The type of camera you use can determine how easy it is for you to carry out your jewelry photoshoot, and the camera lens is just as important. Macro lenses are usually the best options to consider for jewelry photography, as they can help you take close-up photographs of your jewels. Macro lenses are also the best for all kinds of product photography, so if you are into all kinds of product photography you can consider using your macro lenses for that too.

Some good macro lenses you can use when doing your jewelry photoshoot are:

  • Canon EF 24-70 mm f/2.8L II: Because this is one of the best macro lenses in the market, it is also one of the most expensive. The Canon EF 24-70 mm offers you a zoom quality that is very rare, as well as good sharpness for your quality jewelry images 
  • Tamron SP 35mm f/1.8: Although Nikon, Canon, and Sony may rule the photography world and produce the best cameras and lenses, there are other less-known brands out there that are giving them a run for their money. Tamron is one of them. Tamron makes the list as one of the best macro lenses in the market because it is simply brilliant at taking sharp photographs. It has a magnification ratio of 1:2.5 and a dynamic close focusing capability. 
  • Nikon AF-S DX Micro-NIKKOR 40mm f/2.8G

The Nikon AF-S DX Micro-NIKKOR 40mm f/2.8G is a great option for people who are big fans of Nikon but don’t want to break the bank for other expensive Nikon lenses. It is lightweight, making it portable and easy to carry around. The only issue you might have is the slower autofocus this camera has, and it is probably worth it if you get to save a few hundred dollars. 

3. Lighting

You can use artificial or natural lighting for the perfect jewelry photoshoot. The advantage of natural lighting is that it is readily available for use at no cost. On the flip side, you can’t control the intensity of natural light, so you have to wait for the perfect time to photograph with natural lighting. One mistake a lot of people make when trying to shoot jewelry with natural light is waiting till midday when the sun is at its peak, believing that that is the best time for taking pictures of your jewelry. This is not true. Too much natural light can be too bright for your jewelry, and that would make the picture distasteful.

If you wish to use artificial lighting for your jewelry photography, ensure that all light sources you wish to use are of the same temperature and warm for uniformity.

4. Stand

You need a table for your jewelry photography, but you also need a jewelry stand to take all your pictures. You can also use jewelry holders, foams, and other props to shoot your jewelry. Adding these props makes your jewelry photography look more professional and entices people to want to look at it. 

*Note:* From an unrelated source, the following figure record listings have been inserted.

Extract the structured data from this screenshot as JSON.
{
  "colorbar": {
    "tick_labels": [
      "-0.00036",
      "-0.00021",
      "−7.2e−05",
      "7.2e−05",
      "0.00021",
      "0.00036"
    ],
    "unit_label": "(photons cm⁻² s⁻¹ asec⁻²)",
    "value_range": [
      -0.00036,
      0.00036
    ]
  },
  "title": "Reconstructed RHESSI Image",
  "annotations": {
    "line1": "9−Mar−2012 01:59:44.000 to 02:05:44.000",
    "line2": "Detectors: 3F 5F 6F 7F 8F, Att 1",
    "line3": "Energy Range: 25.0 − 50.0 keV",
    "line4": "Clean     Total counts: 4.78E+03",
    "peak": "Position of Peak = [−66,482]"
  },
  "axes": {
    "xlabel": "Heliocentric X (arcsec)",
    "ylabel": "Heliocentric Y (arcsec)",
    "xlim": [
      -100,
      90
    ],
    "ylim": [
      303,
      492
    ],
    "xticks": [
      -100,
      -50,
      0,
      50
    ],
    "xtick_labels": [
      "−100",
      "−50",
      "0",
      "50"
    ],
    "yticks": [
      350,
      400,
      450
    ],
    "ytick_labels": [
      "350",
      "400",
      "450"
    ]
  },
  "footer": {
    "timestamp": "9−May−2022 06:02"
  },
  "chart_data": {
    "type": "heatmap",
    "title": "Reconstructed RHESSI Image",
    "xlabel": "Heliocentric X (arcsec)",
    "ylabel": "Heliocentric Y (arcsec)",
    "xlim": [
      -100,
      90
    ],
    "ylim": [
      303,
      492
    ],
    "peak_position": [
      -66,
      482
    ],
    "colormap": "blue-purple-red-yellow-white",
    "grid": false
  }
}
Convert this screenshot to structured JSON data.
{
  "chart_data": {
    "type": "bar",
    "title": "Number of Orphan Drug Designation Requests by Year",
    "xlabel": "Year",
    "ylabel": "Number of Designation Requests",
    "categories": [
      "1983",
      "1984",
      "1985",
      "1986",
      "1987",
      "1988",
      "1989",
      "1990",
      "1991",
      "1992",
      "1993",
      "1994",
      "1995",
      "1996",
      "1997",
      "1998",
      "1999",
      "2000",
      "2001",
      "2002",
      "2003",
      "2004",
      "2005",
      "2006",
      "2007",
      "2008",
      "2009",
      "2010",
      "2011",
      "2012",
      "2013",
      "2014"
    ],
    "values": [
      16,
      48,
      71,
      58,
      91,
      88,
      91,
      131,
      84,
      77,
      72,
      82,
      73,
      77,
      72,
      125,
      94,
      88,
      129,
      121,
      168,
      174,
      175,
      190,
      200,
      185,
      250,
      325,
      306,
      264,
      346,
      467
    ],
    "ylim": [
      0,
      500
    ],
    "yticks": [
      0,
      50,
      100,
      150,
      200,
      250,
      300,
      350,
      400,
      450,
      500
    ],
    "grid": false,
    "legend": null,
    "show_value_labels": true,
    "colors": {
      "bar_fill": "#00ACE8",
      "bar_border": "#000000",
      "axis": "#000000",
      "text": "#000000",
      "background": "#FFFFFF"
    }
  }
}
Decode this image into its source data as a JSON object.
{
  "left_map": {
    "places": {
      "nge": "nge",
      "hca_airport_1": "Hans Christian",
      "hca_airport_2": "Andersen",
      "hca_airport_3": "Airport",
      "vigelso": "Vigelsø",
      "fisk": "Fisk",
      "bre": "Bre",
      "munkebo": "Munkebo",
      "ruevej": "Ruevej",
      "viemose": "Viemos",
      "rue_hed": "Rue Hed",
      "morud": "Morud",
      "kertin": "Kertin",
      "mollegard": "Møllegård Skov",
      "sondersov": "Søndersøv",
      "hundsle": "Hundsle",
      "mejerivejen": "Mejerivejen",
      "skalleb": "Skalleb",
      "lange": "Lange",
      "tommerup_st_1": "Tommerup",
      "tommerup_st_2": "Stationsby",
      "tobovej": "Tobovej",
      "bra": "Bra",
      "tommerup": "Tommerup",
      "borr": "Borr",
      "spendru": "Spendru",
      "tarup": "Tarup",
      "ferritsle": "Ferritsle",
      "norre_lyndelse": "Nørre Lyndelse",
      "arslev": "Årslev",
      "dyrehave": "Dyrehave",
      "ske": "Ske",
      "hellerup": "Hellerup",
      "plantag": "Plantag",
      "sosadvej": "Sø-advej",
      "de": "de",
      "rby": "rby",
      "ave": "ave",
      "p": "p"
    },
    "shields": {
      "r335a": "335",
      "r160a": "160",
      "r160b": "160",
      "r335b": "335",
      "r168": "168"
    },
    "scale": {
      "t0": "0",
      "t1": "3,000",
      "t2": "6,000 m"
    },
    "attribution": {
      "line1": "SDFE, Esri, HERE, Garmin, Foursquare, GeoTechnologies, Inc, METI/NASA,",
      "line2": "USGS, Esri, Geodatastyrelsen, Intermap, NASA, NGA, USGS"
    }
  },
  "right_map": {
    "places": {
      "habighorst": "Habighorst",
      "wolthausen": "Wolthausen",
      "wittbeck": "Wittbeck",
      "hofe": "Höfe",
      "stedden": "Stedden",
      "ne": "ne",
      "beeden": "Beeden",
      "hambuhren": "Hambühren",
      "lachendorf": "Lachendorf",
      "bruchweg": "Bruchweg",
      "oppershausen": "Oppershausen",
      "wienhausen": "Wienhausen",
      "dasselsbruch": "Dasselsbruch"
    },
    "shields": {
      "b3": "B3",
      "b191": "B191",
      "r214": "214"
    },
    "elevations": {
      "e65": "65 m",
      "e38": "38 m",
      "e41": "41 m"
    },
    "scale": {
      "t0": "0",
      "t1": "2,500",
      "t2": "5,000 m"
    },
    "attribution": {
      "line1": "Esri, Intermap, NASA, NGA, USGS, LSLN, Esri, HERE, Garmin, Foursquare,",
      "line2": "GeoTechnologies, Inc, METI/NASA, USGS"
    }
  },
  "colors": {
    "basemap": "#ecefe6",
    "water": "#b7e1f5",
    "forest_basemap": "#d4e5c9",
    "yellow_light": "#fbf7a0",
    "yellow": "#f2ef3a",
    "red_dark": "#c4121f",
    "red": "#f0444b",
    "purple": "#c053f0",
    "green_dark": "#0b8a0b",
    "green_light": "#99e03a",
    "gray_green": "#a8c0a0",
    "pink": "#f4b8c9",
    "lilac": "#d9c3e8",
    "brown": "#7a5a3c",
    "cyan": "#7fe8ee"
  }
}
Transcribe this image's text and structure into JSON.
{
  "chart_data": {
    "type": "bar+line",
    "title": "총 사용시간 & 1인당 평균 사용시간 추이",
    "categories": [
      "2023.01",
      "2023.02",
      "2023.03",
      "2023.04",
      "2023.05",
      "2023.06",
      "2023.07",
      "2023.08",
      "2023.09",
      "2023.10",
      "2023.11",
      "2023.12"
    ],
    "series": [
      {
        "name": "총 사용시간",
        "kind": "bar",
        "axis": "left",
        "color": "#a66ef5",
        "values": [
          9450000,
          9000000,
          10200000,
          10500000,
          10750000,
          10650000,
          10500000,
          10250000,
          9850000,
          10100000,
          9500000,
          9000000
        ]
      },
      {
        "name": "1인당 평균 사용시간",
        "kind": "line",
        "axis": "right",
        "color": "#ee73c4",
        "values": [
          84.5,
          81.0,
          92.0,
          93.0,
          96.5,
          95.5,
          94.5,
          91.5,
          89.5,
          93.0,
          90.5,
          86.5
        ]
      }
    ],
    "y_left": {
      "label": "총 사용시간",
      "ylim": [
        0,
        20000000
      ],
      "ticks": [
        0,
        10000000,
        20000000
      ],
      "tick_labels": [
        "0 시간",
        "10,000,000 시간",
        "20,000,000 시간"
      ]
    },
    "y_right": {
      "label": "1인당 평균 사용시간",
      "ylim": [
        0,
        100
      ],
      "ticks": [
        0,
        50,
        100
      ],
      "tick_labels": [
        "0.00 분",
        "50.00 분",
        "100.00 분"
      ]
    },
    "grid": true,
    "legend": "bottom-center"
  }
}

Most of the equipment here is the equipment you would need for all kinds of product photography, not just jewelry photography. Jewelry photography should be done with the best of care to ensure that the right lighting, camera, and angles are used so as to attract more viewers to it. You can read about Jewelry photography – Tips and tricks that create stunning photos by visiting

If you are interested in selling your jewelry and you want to take solid photos of them, remember that with jewelry, what people see is very important. If you can provide the right image, you can make them imagine wearing your product and imagine how that product would look on them. For you to be able to attain that level of desire in the mind of your prospective customer, you must be willing to invest in good equipment that will help you with perfect photography and professionals to help with the process. If you don’t know where to start, you can start with the recommendations written above.